Batten down the (network) hatches

It’s been a long time since we systematically updated our security measures at Earlham CS. I spent some time on that this week. I wanted to share some of the changes we made so that if you’re running a small-to-midsize network you might implement similar fixes.

The bare minimum

We’ve been using two critical and often unmentioned security measures already:

  • physically locking down the data center
  • running a network firewall

These two things alone do a lot to secure the system.

Securing services

Of course, we also provide a lot of services over the network, everything from web servers to shells. We have to secure access to all of those tools, plus our data. We want the necessary cracks in our firewall have as low a risk as possible of being exploited.

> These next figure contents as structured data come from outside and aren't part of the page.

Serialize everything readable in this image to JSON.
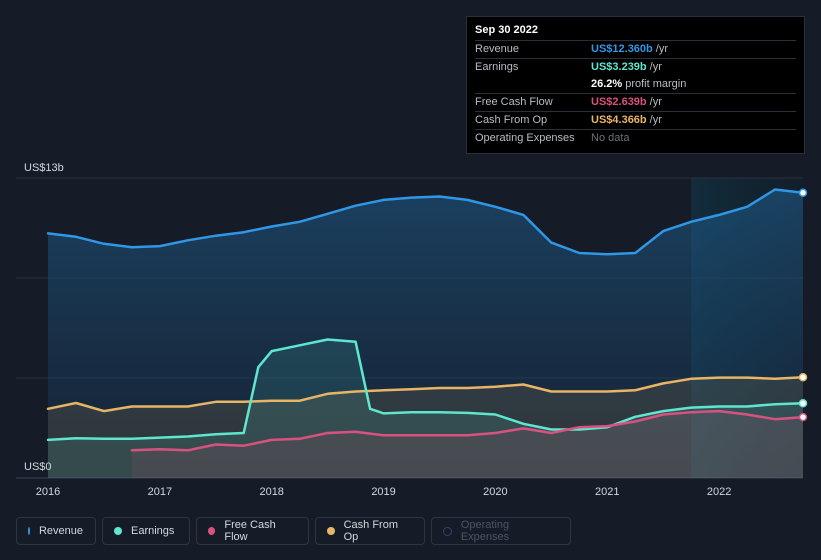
{
  "tooltip": {
    "date": "Sep 30 2022",
    "revenue_label": "Revenue",
    "revenue_value": "US$12.360b",
    "revenue_unit": "/yr",
    "earnings_label": "Earnings",
    "earnings_value": "US$3.239b",
    "earnings_unit": "/yr",
    "margin_value": "26.2%",
    "margin_label": "profit margin",
    "fcf_label": "Free Cash Flow",
    "fcf_value": "US$2.639b",
    "fcf_unit": "/yr",
    "cfo_label": "Cash From Op",
    "cfo_value": "US$4.366b",
    "cfo_unit": "/yr",
    "opex_label": "Operating Expenses",
    "opex_value": "No data"
  },
  "legend": {
    "revenue": "Revenue",
    "earnings": "Earnings",
    "fcf": "Free Cash Flow",
    "cfo": "Cash From Op",
    "opex": "Operating Expenses"
  },
  "colors": {
    "revenue": "#2f97e6",
    "earnings": "#5ee6cf",
    "fcf": "#d9517f",
    "cfo": "#e8b466",
    "opex": "#3b3f64"
  },
  "chart_data": {
    "type": "area",
    "ylabel_top": "US$13b",
    "ylabel_bottom": "US$0",
    "ylim": [
      0,
      13
    ],
    "x_ticks": [
      "2016",
      "2017",
      "2018",
      "2019",
      "2020",
      "2021",
      "2022"
    ],
    "xlim": [
      2016.0,
      2022.75
    ],
    "series": [
      {
        "name": "Revenue",
        "key": "revenue",
        "x": [
          2016.0,
          2016.25,
          2016.5,
          2016.75,
          2017.0,
          2017.25,
          2017.5,
          2017.75,
          2018.0,
          2018.25,
          2018.5,
          2018.75,
          2019.0,
          2019.25,
          2019.5,
          2019.75,
          2020.0,
          2020.25,
          2020.5,
          2020.75,
          2021.0,
          2021.25,
          2021.5,
          2021.75,
          2022.0,
          2022.25,
          2022.5,
          2022.75
        ],
        "y": [
          10.6,
          10.45,
          10.15,
          10.0,
          10.05,
          10.3,
          10.5,
          10.65,
          10.9,
          11.1,
          11.45,
          11.8,
          12.05,
          12.15,
          12.2,
          12.05,
          11.75,
          11.4,
          10.2,
          9.75,
          9.7,
          9.75,
          10.7,
          11.1,
          11.4,
          11.75,
          12.5,
          12.36
        ]
      },
      {
        "name": "Earnings",
        "key": "earnings",
        "x": [
          2016.0,
          2016.25,
          2016.5,
          2016.75,
          2017.0,
          2017.25,
          2017.5,
          2017.75,
          2017.88,
          2018.0,
          2018.25,
          2018.5,
          2018.75,
          2018.88,
          2019.0,
          2019.25,
          2019.5,
          2019.75,
          2020.0,
          2020.25,
          2020.5,
          2020.75,
          2021.0,
          2021.25,
          2021.5,
          2021.75,
          2022.0,
          2022.25,
          2022.5,
          2022.75
        ],
        "y": [
          1.65,
          1.72,
          1.7,
          1.7,
          1.75,
          1.8,
          1.9,
          1.95,
          4.8,
          5.5,
          5.75,
          6.0,
          5.9,
          3.0,
          2.8,
          2.85,
          2.85,
          2.82,
          2.75,
          2.35,
          2.1,
          2.1,
          2.2,
          2.65,
          2.9,
          3.05,
          3.1,
          3.1,
          3.2,
          3.239
        ]
      },
      {
        "name": "Free Cash Flow",
        "key": "fcf",
        "x": [
          2016.75,
          2017.0,
          2017.25,
          2017.5,
          2017.75,
          2018.0,
          2018.25,
          2018.5,
          2018.75,
          2019.0,
          2019.25,
          2019.5,
          2019.75,
          2020.0,
          2020.25,
          2020.5,
          2020.75,
          2021.0,
          2021.25,
          2021.5,
          2021.75,
          2022.0,
          2022.25,
          2022.5,
          2022.75
        ],
        "y": [
          1.2,
          1.25,
          1.2,
          1.45,
          1.4,
          1.65,
          1.7,
          1.95,
          2.0,
          1.85,
          1.85,
          1.85,
          1.85,
          1.95,
          2.15,
          1.95,
          2.2,
          2.25,
          2.45,
          2.75,
          2.85,
          2.9,
          2.75,
          2.55,
          2.639
        ]
      },
      {
        "name": "Cash From Op",
        "key": "cfo",
        "x": [
          2016.0,
          2016.25,
          2016.5,
          2016.75,
          2017.0,
          2017.25,
          2017.5,
          2017.75,
          2018.0,
          2018.25,
          2018.5,
          2018.75,
          2019.0,
          2019.25,
          2019.5,
          2019.75,
          2020.0,
          2020.25,
          2020.5,
          2020.75,
          2021.0,
          2021.25,
          2021.5,
          2021.75,
          2022.0,
          2022.25,
          2022.5,
          2022.75
        ],
        "y": [
          3.0,
          3.25,
          2.9,
          3.1,
          3.1,
          3.1,
          3.3,
          3.3,
          3.35,
          3.35,
          3.65,
          3.75,
          3.8,
          3.85,
          3.9,
          3.9,
          3.95,
          4.05,
          3.75,
          3.75,
          3.75,
          3.8,
          4.1,
          4.3,
          4.35,
          4.35,
          4.3,
          4.366
        ]
      }
    ],
    "legend_position": "bottom-left"
  }
}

What remained, then, was the installation and configuration of server tools to harden security above and beyond physical locks and firewalls – in a word, “DevSecOps”.

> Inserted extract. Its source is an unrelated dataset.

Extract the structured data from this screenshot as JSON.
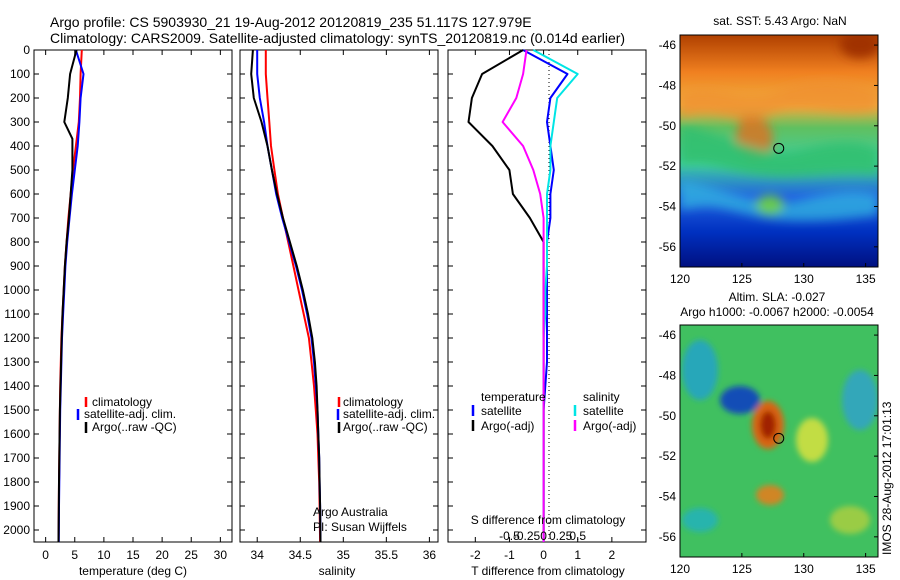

First, on those machines that didn’t already have it, we installed unattended-upgrades (Debian/Ubuntu)/yum-cron (CentOS 7)/dnf-automatic (CentOS 8). We use these to automatically apply security patches to package-managed software. We’re still free to install larger updates each semester manually to minimize disruptions. It’s a good balance of stability and security vigilance.

Next we installed fail2ban on the small number of servers to which our firewall allows SSH access. It detects and blocks possibly-malicious IP addresses trying to connect to the servers. We enabled two “jails” in fail2ban: sshd, which catches likely bad actors attempting ssh connections and bans them for a short time; and recidive, which checks the log records from sshd (and potentially other jails), detects repeat offenders, and imposes longer-lasting bans against them.

(This is the digital equivalent of locking up your house so that the lazy would-be burglar going door-to-door checking knobs can’t get in.)

We then ran trufflehog on our public GitLab repos. It gave us a few warnings but none that actually contained compromising system or user information. I consider this good luck more than anything, and we’re taking steps now proactively to prevent such mistakes.

Still to come

Our next security steps will focus on improved monitoring and notification. This has been an issue in the past for stability, but fixing it will also contribute to security. We are also constantly reevaluating security approaches at a department policy level.

Thanks to this post for pointing me to some of the tools mentioned here.